What sparked your interest in your work with impoverished communities?

I really wanted to understand the conditions of inequality in urban America. I had a lot of experience working at different NGOs and in more impoverished communities in high school. I had volunteered in Cambodia and in Guatemala and it had really driven this passion for understanding academically the conditions of inequality in urban cities within America.

copyright Vital Voices

copyright Vital Voices

I had the opportunity to work as a English teacher in a school in Cambodia in a rural part of Pnom Penh and that was that was just an incredible experience. I learned what they had to struggle through in order to access education. As an immigrant, the first-generation immigrant, my parents really instilled in me a passion for education. 

What I saw in my teaching experience in Cambodia and then in the subsequent summers working and teaching English in a rural village called El Triunfo in Guatemala there was this need and this want and this hunger for education and for learning that wasn't being met because their resources weren't there the tools weren't there the access just wasn't there.

What did you do with the Vital Voices HERlead grant you received?

Thanks to the grant from the HERlead fellowship, I was able to fund the creation of a library in a in a computer lab within the community of El Triunfo. 

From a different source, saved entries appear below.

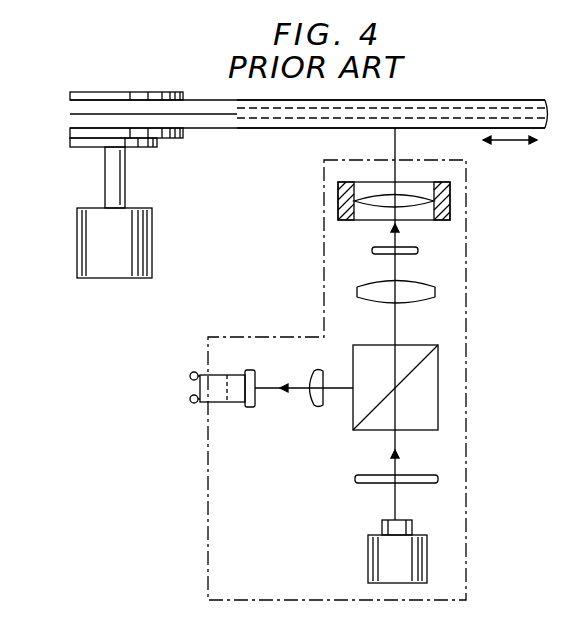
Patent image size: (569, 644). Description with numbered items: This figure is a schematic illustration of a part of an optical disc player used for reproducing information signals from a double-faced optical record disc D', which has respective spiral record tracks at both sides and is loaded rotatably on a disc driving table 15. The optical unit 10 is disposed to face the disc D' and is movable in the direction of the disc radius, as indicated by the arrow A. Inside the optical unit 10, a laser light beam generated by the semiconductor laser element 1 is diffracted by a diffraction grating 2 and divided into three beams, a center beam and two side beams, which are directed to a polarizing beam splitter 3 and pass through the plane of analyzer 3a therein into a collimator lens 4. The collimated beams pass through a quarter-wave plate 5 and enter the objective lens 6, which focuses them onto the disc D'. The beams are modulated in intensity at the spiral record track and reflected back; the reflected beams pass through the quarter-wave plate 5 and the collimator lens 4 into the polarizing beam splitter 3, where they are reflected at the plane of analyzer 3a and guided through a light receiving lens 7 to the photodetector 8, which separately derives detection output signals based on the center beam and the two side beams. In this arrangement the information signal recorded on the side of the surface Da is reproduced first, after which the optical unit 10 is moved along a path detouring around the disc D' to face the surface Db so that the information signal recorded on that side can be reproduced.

The semiconductor laser element 1 is at (375, 572).
The diffraction grating 2 is at (417, 475).
The polarizing beam splitter 3 is at (368, 345).
The plane of analyzer 3a is at (414, 360).
The collimator lens 4 is at (360, 283).
The quarter-wave plate 5 is at (410, 254).
The objective lens 6 is at (368, 205).
The light receiving lens 7 is at (313, 405).
The photodetector 8 is at (252, 408).
The optical unit 10 is at (208, 578).
The disc driving table 15 is at (160, 143).
The arrow indicating direction of movement A is at (510, 153).
The surface of the double-faced optical record disc Da is at (281, 129).
The surface of the double-faced optical record disc Db is at (242, 100).
The double-faced optical record disc D' is at (309, 159).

In this initiative in El Triunfo I worked specifically with an incredible NGO called the Guatemalan project. They do a series of social programs that empower the individuals in the village, and the education component and bringing educational resources into the community has been one aspect of it. There are other programs such as a microloans that empower mothers and women in the community to pursue the economic empowerment avenues that they've always dreamed of achieving but haven't had the resources to do so. There is also a education scholarship fund that is a part of what the Guatemalan project does and we've seen just so many young people achieve their dreams.

There are situations where students need access to computer and technology. So my goal with that was to provide some of the actual tools that were honestly the biggest barriers to students achieving in school - the computers and the books that that were really necessary for students to be able to perform at school.

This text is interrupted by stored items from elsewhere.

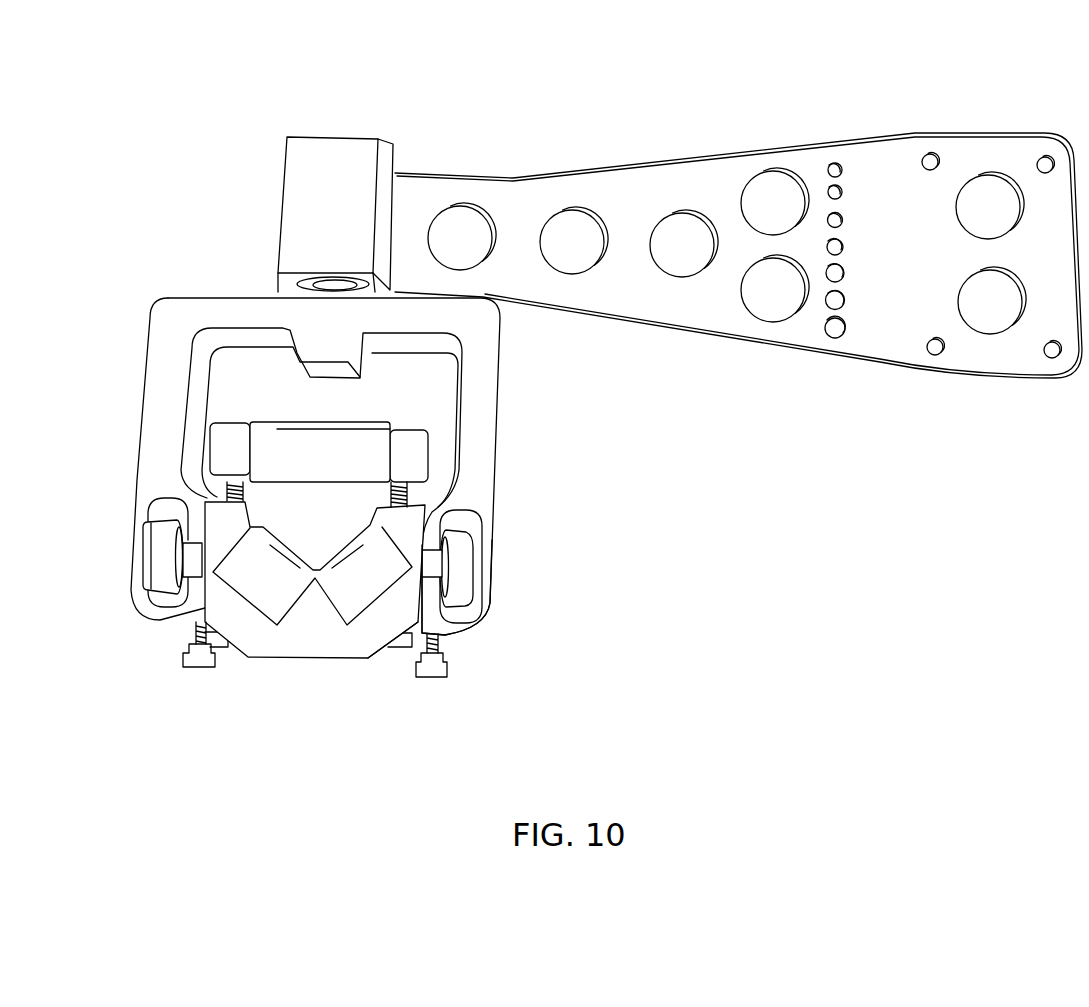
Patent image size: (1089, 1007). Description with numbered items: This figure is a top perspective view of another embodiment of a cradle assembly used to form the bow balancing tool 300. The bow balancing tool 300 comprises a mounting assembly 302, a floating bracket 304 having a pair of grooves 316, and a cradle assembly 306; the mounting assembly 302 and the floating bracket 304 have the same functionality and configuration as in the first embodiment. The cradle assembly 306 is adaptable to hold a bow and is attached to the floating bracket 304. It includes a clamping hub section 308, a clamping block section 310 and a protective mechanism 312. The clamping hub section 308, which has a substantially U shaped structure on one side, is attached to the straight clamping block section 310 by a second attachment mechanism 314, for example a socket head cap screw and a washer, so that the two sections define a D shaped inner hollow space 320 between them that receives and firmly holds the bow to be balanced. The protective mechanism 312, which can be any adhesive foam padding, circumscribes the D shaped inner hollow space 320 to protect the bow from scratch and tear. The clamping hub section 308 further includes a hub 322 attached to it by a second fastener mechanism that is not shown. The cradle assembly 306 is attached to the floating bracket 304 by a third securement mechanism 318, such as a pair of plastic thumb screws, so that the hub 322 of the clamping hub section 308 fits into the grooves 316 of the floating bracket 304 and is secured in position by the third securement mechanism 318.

The bow balancing tool 300 is at (607, 92).
The mounting assembly 302 is at (778, 140).
The floating bracket 304 is at (193, 287).
The cradle assembly 306 is at (305, 663).
The clamping hub section 308 is at (377, 650).
The clamping block section 310 is at (230, 432).
The protective mechanism 312 is at (255, 593).
The second attachment mechanism 314 is at (218, 637).
The grooves 316 is at (460, 515).
The third securement mechanism 318 is at (443, 660).
The D shaped inner hollow space 320 is at (276, 505).
The hub 322 is at (460, 577).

Now you work at Microsoft. What is it like to work at a large corporation?

For me right now working in my first job at a large corporation I'm realizing that young women are not seeing the seeing people like them in executive leadership. I'm talking about women of color seeing women doing really amazing things in positions of leadership and positions all across industries. So right now I'm working to figure out what my role is in pushing more women of color into positions of leadership, empowering my community of young women to participate more civic participation and in politics but also in the private sector. 

What should young women in the workforce be doing to be rising in leadership positions?

Young women really need to question the status quo. When we see people who are not like us - whether it's gender, whether it is ability, whether it is education level or any kind of differences - if we don't see people like us we need to challenge the status quo. We need to continue to ask really hard questions to those people who are in leadership and who are telling us that our voices don't matter, or our voices are too quiet, or our voices just are not as significant. Because young women are strong. We're empowered, we are beautiful, we're smart and we have everything in our power to influence positive change and balance that imbalance that currently exists in our world.